Bunun aslında biyolojik temeli var, elbette biyolojik faktör haricinde bu daha çok sizde bitiyor. Bir kez aşık olduğumuzda beynimiz, aşık olduğumuz kişiyi gördüğümüzde ödül devresiyle ilgili kimyasallarla harekete geçerek kalp atışlarımızın hızlanmasına, avuç içlerimizin terlemesine, yanaklarımızın kızarmasına yol açar[1]. Heyecanlanmaya ve duygu değişimlerine bağlı olarak bunu söyleyememeniz veya en azından zorlanmanız gayet doğal bir durum.
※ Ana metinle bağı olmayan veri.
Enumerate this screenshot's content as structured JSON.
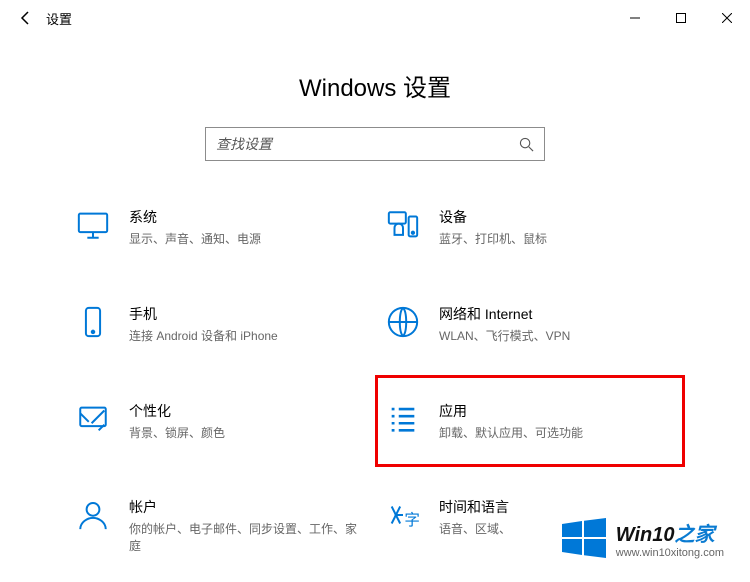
{
  "window": {
    "title": "设置"
  },
  "heading": "Windows 设置",
  "search": {
    "placeholder": "查找设置"
  },
  "cards": {
    "system": {
      "label": "系统",
      "sub": "显示、声音、通知、电源"
    },
    "devices": {
      "label": "设备",
      "sub": "蓝牙、打印机、鼠标"
    },
    "phone": {
      "label": "手机",
      "sub": "连接 Android 设备和 iPhone"
    },
    "network": {
      "label": "网络和 Internet",
      "sub": "WLAN、飞行模式、VPN"
    },
    "personalization": {
      "label": "个性化",
      "sub": "背景、锁屏、颜色"
    },
    "apps": {
      "label": "应用",
      "sub": "卸载、默认应用、可选功能"
    },
    "accounts": {
      "label": "帐户",
      "sub": "你的帐户、电子邮件、同步设置、工作、家庭"
    },
    "language": {
      "label": "时间和语言",
      "sub": "语音、区域、"
    }
  },
  "watermark": {
    "brand_prefix": "Win10",
    "brand_suffix": "之家",
    "url": "www.win10xitong.com"
  },
  "colors": {
    "accent": "#0078D7",
    "highlight": "#ef0000"
  }
}
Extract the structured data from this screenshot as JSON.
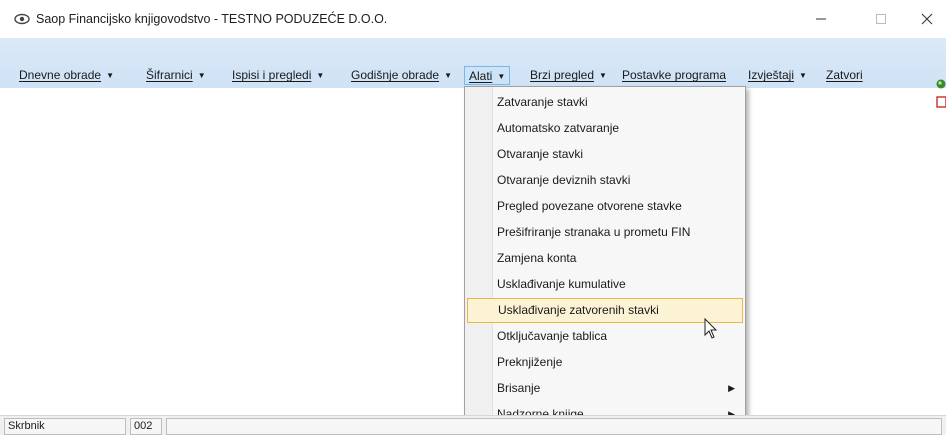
{
  "window": {
    "title": "Saop Financijsko knjigovodstvo - TESTNO PODUZEĆE D.O.O."
  },
  "menubar": {
    "items": [
      {
        "label": "Dnevne obrade"
      },
      {
        "label": "Šifrarnici"
      },
      {
        "label": "Ispisi i pregledi"
      },
      {
        "label": "Godišnje obrade"
      },
      {
        "label": "Alati"
      },
      {
        "label": "Brzi pregled"
      },
      {
        "label": "Postavke programa"
      },
      {
        "label": "Izvještaji"
      },
      {
        "label": "Zatvori"
      }
    ]
  },
  "alati_menu": {
    "items": [
      {
        "label": "Zatvaranje stavki"
      },
      {
        "label": "Automatsko zatvaranje"
      },
      {
        "label": "Otvaranje stavki"
      },
      {
        "label": "Otvaranje deviznih stavki"
      },
      {
        "label": "Pregled povezane otvorene stavke"
      },
      {
        "label": "Prešifriranje stranaka u prometu FIN"
      },
      {
        "label": "Zamjena konta"
      },
      {
        "label": "Usklađivanje kumulative"
      },
      {
        "label": "Usklađivanje zatvorenih stavki",
        "highlighted": true
      },
      {
        "label": "Otključavanje tablica"
      },
      {
        "label": "Preknjiženje"
      },
      {
        "label": "Brisanje",
        "submenu": true
      },
      {
        "label": "Nadzorne knjige",
        "submenu": true
      }
    ]
  },
  "statusbar": {
    "user": "Skrbnik",
    "code": "002"
  },
  "colors": {
    "menubar_bg": "#cfe2f5",
    "highlight_bg": "#fbf3d4",
    "highlight_border": "#e6b84a"
  }
}
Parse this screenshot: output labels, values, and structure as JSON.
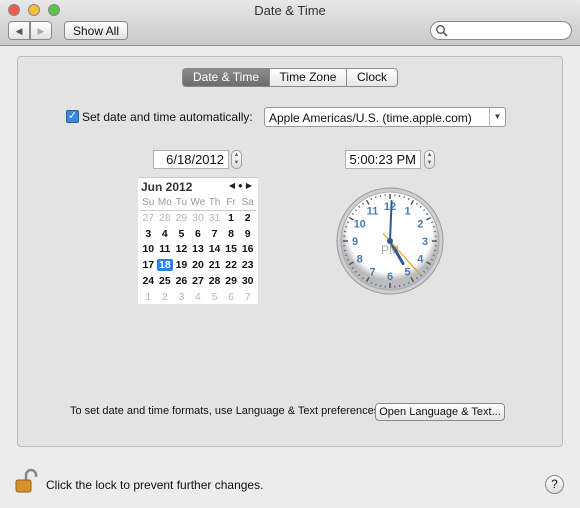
{
  "window": {
    "title": "Date & Time"
  },
  "toolbar": {
    "back": "◀",
    "forward": "▶",
    "show_all": "Show All",
    "search_placeholder": ""
  },
  "tabs": [
    {
      "label": "Date & Time",
      "selected": true
    },
    {
      "label": "Time Zone"
    },
    {
      "label": "Clock"
    }
  ],
  "auto": {
    "label": "Set date and time automatically:",
    "checked": true,
    "server": "Apple Americas/U.S. (time.apple.com)"
  },
  "date": {
    "value": "6/18/2012"
  },
  "time": {
    "value": "5:00:23 PM",
    "hour": 5,
    "minute": 0,
    "second": 23,
    "ampm": "PM"
  },
  "calendar": {
    "month": "Jun 2012",
    "weekdays": [
      "Su",
      "Mo",
      "Tu",
      "We",
      "Th",
      "Fr",
      "Sa"
    ],
    "weeks": [
      [
        "27",
        "28",
        "29",
        "30",
        "31",
        "1",
        "2"
      ],
      [
        "3",
        "4",
        "5",
        "6",
        "7",
        "8",
        "9"
      ],
      [
        "10",
        "11",
        "12",
        "13",
        "14",
        "15",
        "16"
      ],
      [
        "17",
        "18",
        "19",
        "20",
        "21",
        "22",
        "23"
      ],
      [
        "24",
        "25",
        "26",
        "27",
        "28",
        "29",
        "30"
      ],
      [
        "1",
        "2",
        "3",
        "4",
        "5",
        "6",
        "7"
      ]
    ],
    "selected": "18",
    "accent": "#2a7fe8"
  },
  "clock": {
    "numbers": [
      "12",
      "1",
      "2",
      "3",
      "4",
      "5",
      "6",
      "7",
      "8",
      "9",
      "10",
      "11"
    ],
    "ampm": "PM",
    "second_hand_color": "#f0a020",
    "hand_color": "#2b5a9a"
  },
  "footer": {
    "formats_text": "To set date and time formats, use Language & Text preferences.",
    "open_button": "Open Language & Text...",
    "lock_text": "Click the lock to prevent further changes.",
    "help": "?"
  }
}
Lakin 3 yıl bunu devam ettirmeniz gerçekten zor, 3 yıl boyunca samimi bir şekilde sevdiyseniz bunu söyleyememeniz çok garip bir durum.
Bunun özgüvenle alakalı olduğunu düşünüyorum çünkü zaten birisine bu konuda açılmak özgüven ister. Özgüven eksikliği olduğunu düşünüyorsanız öncelikle bunu çözmekle uğraşın. 3 yıl boyunca samimi bir arkadaş ilişkiniz olduğunu da sanmıyorum, yani aslında kendi deneyimlerime ve gözlemlerime göre konuşacak olursam arkadaş-yakın arkadaş-sevgili zinciri önemlidir, siz arkadaşlıktan öteye geçmediyseniz belki de ne yapacağınızı bilmediğinizden olabilir.
Bu bir süreçtir, karşınızdaki kişiyle eğer 3 yıl boyunca veya uzun bir süre boyunca yakın bir arkadaşlık temasınız olduğunu düşünüyorsanız o kişi muhtemelen size karşı zaten duygusal açıdan ilgisiz birisiydi. Emin olun birisine açılmaktan hiçbir şey kaybetmezsiniz, hayatımda yaptığım ilk çıkma teklifiyle daha evvel yaptığım son olan teklifi karşılaştırıyorum ve arada dağ kadar fark var. Deneyimlerinize ve gözleminize dayanarak kabul edip-etmeyeceğini davranışlarından bile anlayabiliyorsunuz. İnsanlar artık psikolojik olarak neler olacağını, neler kaybedip kaybetmeyeceğinin farkına varıyor ve açılmamak çok daha kötü bir durum zaten birey de 1 kez olsa bile deneyimlediği için bunun üstünde takılı kalmıyor.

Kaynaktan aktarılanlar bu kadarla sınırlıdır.